A trio of awful thoughts I've had today: first, John's two sons were not enough reason for him to live. I have two sons myself, and I cannot imagine ever being in the frame of mind where I would not consider the effect of killing myself on other people. Both my boys, or either one, is reason for me to live, not to mention my dear wife, daughter, grandchildren, friends, and more. The second thought is even worse: John's two sons ever after are going to have to live with "my dad committed suicide." Wouldn't you think this might have occurred to him? What a burden to lay on your children! And the third thought is worse yet: one of John's sons is quoted as saying he thought he had gotten rid of all the guns in the house. Now is this young man forever going to carry around guilt because his father hid the gun? How could he not? I would, despite everything you would hear about how it's not your fault.

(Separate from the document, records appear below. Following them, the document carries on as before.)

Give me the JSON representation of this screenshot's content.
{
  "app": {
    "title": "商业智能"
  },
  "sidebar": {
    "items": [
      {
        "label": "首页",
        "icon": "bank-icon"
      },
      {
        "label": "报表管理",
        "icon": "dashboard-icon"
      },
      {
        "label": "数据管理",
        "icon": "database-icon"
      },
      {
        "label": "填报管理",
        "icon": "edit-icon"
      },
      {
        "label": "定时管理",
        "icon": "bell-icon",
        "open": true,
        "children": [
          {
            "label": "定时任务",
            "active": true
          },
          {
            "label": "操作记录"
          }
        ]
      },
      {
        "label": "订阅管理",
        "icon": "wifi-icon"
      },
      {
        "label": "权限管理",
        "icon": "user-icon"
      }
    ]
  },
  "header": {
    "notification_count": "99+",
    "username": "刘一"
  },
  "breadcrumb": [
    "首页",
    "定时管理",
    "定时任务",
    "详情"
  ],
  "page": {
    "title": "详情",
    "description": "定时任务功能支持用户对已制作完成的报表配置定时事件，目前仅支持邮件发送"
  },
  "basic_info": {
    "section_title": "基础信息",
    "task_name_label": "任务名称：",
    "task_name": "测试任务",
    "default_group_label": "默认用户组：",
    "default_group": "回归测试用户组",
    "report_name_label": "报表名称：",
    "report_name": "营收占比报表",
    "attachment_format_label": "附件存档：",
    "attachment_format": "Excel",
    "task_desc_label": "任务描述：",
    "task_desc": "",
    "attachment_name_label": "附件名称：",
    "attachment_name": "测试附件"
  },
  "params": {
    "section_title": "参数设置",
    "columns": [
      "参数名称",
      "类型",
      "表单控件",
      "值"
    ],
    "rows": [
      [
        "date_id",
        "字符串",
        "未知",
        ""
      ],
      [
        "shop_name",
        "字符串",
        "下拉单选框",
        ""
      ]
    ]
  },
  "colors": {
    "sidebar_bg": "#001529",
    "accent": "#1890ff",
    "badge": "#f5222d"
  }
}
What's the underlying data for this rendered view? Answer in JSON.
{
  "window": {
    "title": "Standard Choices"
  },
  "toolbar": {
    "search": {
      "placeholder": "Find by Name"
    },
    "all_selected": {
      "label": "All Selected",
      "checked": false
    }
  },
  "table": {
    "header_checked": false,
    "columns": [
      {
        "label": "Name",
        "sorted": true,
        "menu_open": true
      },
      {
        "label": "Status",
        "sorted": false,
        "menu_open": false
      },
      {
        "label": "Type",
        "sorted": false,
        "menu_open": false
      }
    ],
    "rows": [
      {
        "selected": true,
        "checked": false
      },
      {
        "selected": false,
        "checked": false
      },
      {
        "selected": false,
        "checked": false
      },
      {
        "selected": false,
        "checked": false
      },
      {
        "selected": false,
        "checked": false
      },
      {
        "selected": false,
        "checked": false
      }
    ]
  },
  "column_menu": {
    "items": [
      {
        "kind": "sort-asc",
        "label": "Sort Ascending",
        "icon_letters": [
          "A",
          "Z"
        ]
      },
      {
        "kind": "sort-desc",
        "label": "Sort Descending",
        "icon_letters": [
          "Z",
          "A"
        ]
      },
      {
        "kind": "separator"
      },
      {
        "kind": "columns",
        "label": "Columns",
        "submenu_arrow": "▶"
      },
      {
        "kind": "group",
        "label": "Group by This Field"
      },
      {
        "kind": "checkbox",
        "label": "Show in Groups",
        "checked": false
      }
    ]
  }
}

One more bit on this terrible subject: did you know there are people who make their living removing and disposing of mattresses upon which someone has died? (I wonder if this is their sole occupation? Surely not.) The mattress in question here was covered with gore. Price to remove it: $2,400. That is not a misprint. I can't imagine people with the gall to charge a suicide's family such a price for such a task. Another brother-in-law is taking care of this. That's what family is for.